New Delhi, India: A policy push by the government to strengthen passenger rights and enforce fare transparency has triggered sharp resistance from India’s leading airlines, setting the stage for a broader debate over pricing freedom and regulatory oversight in the aviation sector.
The Ministry of Civil Aviation, through the Directorate General of Civil Aviation (DGCA), has directed carriers to ensure that at least 60% of seats on every flight are available for free selection, a move aimed at reducing ancillary charges and allowing passengers, particularly families booked under a single PNR, to be seated together without paying extra.
The directive comes alongside a broader advisory asking airlines to maintain fares that are “reasonable, transparent and commensurate with market conditions,” even as the government transitions away from direct fare controls.
Major carriers including Air India, IndiGo and SpiceJet have opposed the 60% free seat selection mandate, arguing that it interferes with their commercial pricing models and could have unintended financial consequences.
Represented by the Federation of Indian Airlines (FIA), these carriers have formally approached the government, stating that seat selection fees form a critical component of ancillary revenues in an industry already operating on thin margins.
Airlines contend that such non-ticket income helps offset high operating costs, including fuel, maintenance, and airport charges, and that restricting it would disrupt their financial balance.
The government’s latest stance also marks a significant shift in its fare regulation approach.
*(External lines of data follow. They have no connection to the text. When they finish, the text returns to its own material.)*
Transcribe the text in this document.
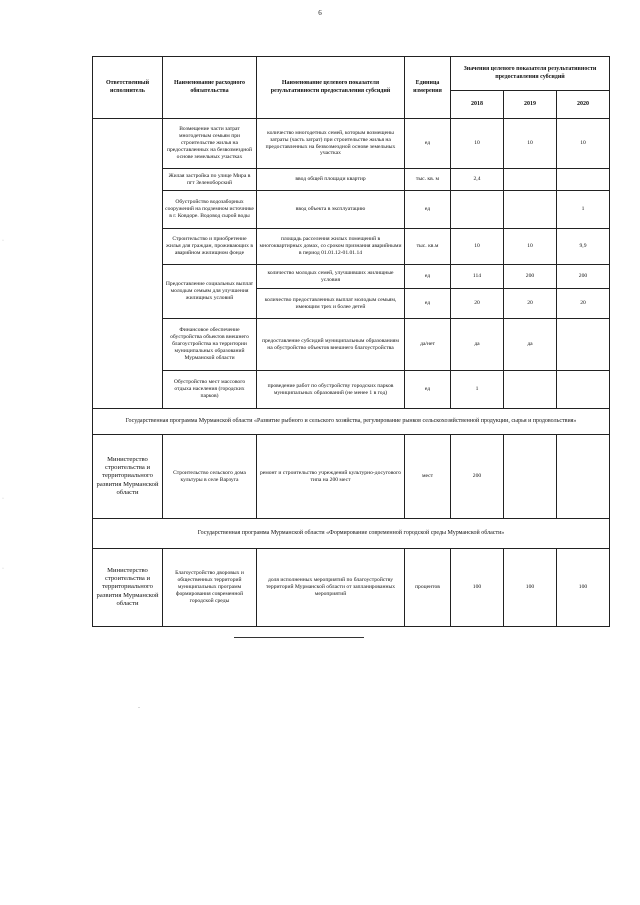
6
Ответственный исполнитель	Наименование расходного обязательства	Наименование целевого показателя результативности предоставления субсидий	Единица измерения	Значения целевого показателя результативности предоставления субсидий		
				2018	2019	2020
	Возмещение части затрат многодетным семьям при строительстве жилья на предоставленных на безвозмездной основе земельных участках	количество многодетных семей, которым возмещены затраты (часть затрат) при строительстве жилья на предоставленных на безвозмездной основе земельных участках	ед	10	10	10
	Жилая застройка по улице Мира в пгт Зеленоборский	ввод общей площади квартир	тыс. кв. м	2,4		
	Обустройство водозаборных сооружений на подземном источнике в г. Ковдоре. Водовод сырой воды	ввод объекта в эксплуатацию	ед			1
	Строительство и приобретение жилья для граждан, проживающих в аварийном жилищном фонде	площадь расселения жилых помещений в многоквартирных домах, со сроком признания аварийными в период 01.01.12-01.01.14	тыс. кв.м	10	10	9,9
	Предоставление социальных выплат молодым семьям для улучшения жилищных условий	количество молодых семей, улучшивших жилищные условия	ед	114	200	200
		количество предоставленных выплат молодым семьям, имеющим трех и более детей	ед	20	20	20
	Финансовое обеспечение обустройства объектов внешнего благоустройства на территории муниципальных образований Мурманской области	предоставление субсидий муниципальным образованиям на обустройство объектов внешнего благоустройства	да/нет	да	да	
	Обустройство мест массового отдыха населения (городских парков)	проведение работ по обустройству городских парков муниципальных образований (не менее 1 в год)	ед	1		
Государственная программа Мурманской области «Развитие рыбного и сельского хозяйства, регулирование рынков сельскохозяйственной продукции, сырья и продовольствия»						
Министерство строительства и территориального развития Мурманской области	Строительство сельского дома культуры в селе Варзуга	ремонт и строительство учреждений культурно-досугового типа на 200 мест	мест	200		
Государственная программа Мурманской области «Формирование современной городской среды Мурманской области»						
Министерство строительства и территориального развития Мурманской области	Благоустройство дворовых и общественных территорий муниципальных программ формирования современной городской среды	доля исполненных мероприятий по благоустройству территорий Мурманской области от запланированных мероприятий	процентов	100	100	100
·
·
·
-
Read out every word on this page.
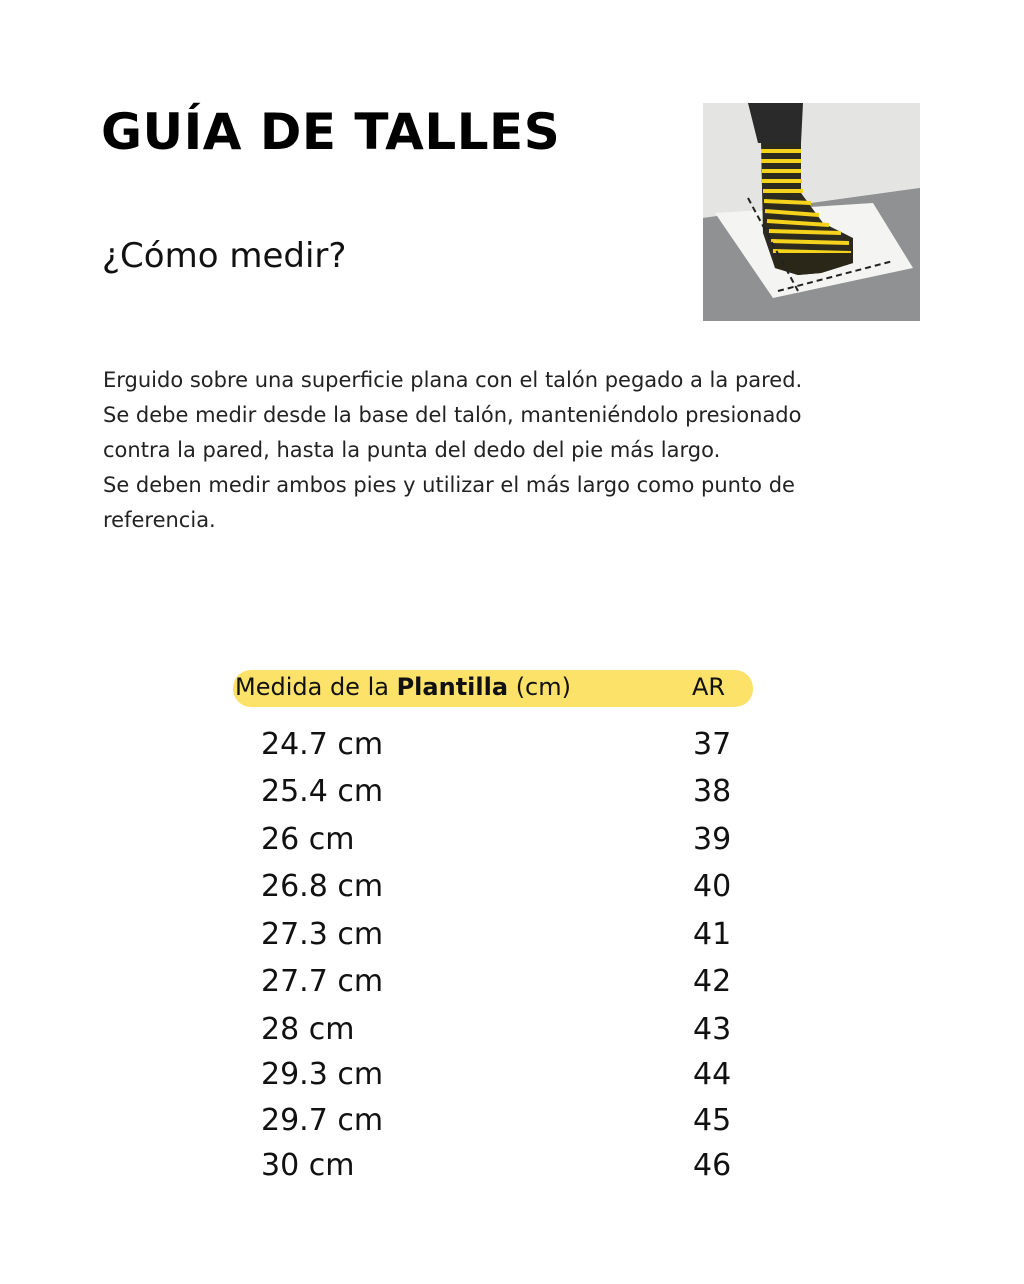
GUÍA DE TALLES
¿Cómo medir?

Erguido sobre una superficie plana con el talón pegado a la pared.

Se debe medir desde la base del talón, manteniéndolo presionado contra la pared, hasta la punta del dedo del pie más largo.

Se deben medir ambos pies y utilizar el más largo como punto de referencia.

Medida de la Plantilla (cm)	AR
24.7 cm	37
25.4 cm	38
26 cm	39
26.8 cm	40
27.3 cm	41
27.7 cm	42
28 cm	43
29.3 cm	44
29.7 cm	45
30 cm	46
In its December 6 order, the ministry had imposed fare caps on economy class tickets, limiting prices to ₹7,500 for routes up to 500 km, ₹12,000 for distances between 500 and 1,000 km, ₹15,000 for sectors ranging from 1,000 to 1,500 km, and ₹18,000 for routes beyond 1,500 km, excluding taxes and additional fees.
However, with operations now stabilised, the ministry has announced that these caps “shall stand withdrawn with effect from March 23, 2026,” effectively restoring pricing flexibility to airlines while simultaneously cautioning them against excessive or opaque fare structures.
Airlines have warned that the combination of removing ancillary revenue streams through mandatory free seat allocation and expecting fare restraint could create financial strain.
Industry executives argue that instead of lowering travel costs, the policy may inadvertently push up base fares as carriers attempt to recover lost income. This, they say, could neutralise the intended benefit for passengers and lead to a redistribution of costs rather than an actual reduction in overall ticket prices.
The industry has also raised concerns about regulatory overreach, maintaining that fare determination in a competitive market should remain dynamic and driven by demand-supply factors.
The market response has reflected these concerns, with airline stocks reacting negatively following the announcement, highlighting investor apprehension over potential revenue impacts.
The ancillary revenues, including seat selection, baggage fees, and onboard services, have become an increasingly important part of airline business models globally, and any disruption to this stream could have wider financial implications.
For passengers, the new framework promises immediate relief in terms of fewer add-on charges and improved seating convenience, particularly for families and groups.
At the same time, the removal of fare caps theoretically allows for more competitive pricing, but also raises the risk of price volatility if not closely monitored. The government’s approach indicates a shift toward a hybrid model, where airlines are given pricing freedom but are expected to exercise self-regulation under regulatory scrutiny.